McGuire takes pleasure in the body and how much it can endure, as he does in setting scenes. Late in the book, when all seems lost, the survivors set up their tent on the ice: “At night, they camp on the floe edge, raise the bloodstained tent, attempt to dry and feed themselves. Near midnight, the bluish twilight thickens briefly to a gaudy and stelliferous darkness, then an hour later reasserts itself. Sumner sweats and shivers, dips in and out of an uneasy and dream-afflicted sleep. Around him bundled bodies grumble and gasp like snoozing cattle; the air inside the tent feels iron cold against his cheeks and nose, and has a stewed and crotch-like reek to it.”
Soon, we have descriptions of what it is like to suck and swallow the juice from a seal’s eyeball. And then we have Sumner drinking the “hot black liquid — blood, urine, bile” — from a bear’s innards. And then, as Sumner operates on a priest’s infected abdomen, the discharge first spatters across the table and then “it pulses out from the narrow opening like the last twitching apogee of a monstrous ejaculation.” This would be all good fun, except that McGuire manages to hold and wield his dark story in full seriousness. The tone throughout remains somber, direct, tense, fierce.
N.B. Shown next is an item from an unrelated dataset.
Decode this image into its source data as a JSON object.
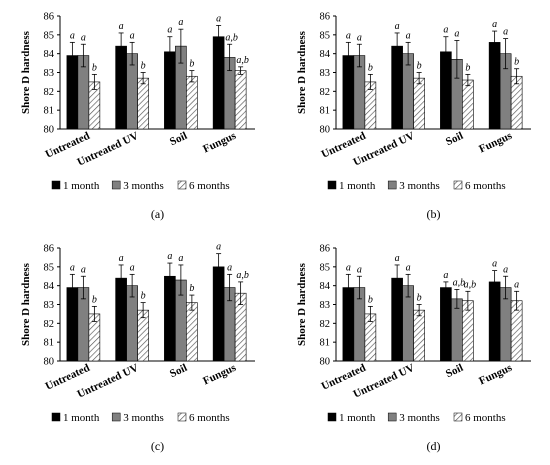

The tightness of the tone suggests that there is, behind the narrative, a theory being worked out of how historical fiction can be credibly managed now. Although there are no anachronisms in the book, there are also no long, wearying pages describing the clothing of the period, or the system of belief, or set pieces about the political or social background.
This means that McGuire can isolate his characters, and because they are on a ship and going through immense physical trials, they can be further set apart. This gives them a sort of purity of line; there is an intensity in the way they live, breathe, and respond to the world that etches them more deeply on the page and on the imagination of the reader.
Even though there are many minor players and moments where the camera of the novel moves away from its main characters, McGuire makes sure we know this is, in fact, the story of two men, Sumner and Drax, and it is their fates (rather than the fate of the ship or its crew or its owner) with which we are concerned. This focus is managed with tact and intelligence so that, even in the passages of the book that do not deal with the two figures directly, it is clear they are not being sidelined but are merely waiting to emerge more powerfully again.
By the end of the book, their story becomes even more vivid. It is possible at certain moments to sense the battle between them as a clash between darkness and light, good and evil. It is a mark of McGuire’s subtlety as a novelist, however, that he leaves this in the shadows while placing at the forefront enough felt life and closely imagined detail to resist any simple categories. He allows each of the two men their due strangeness and individuality.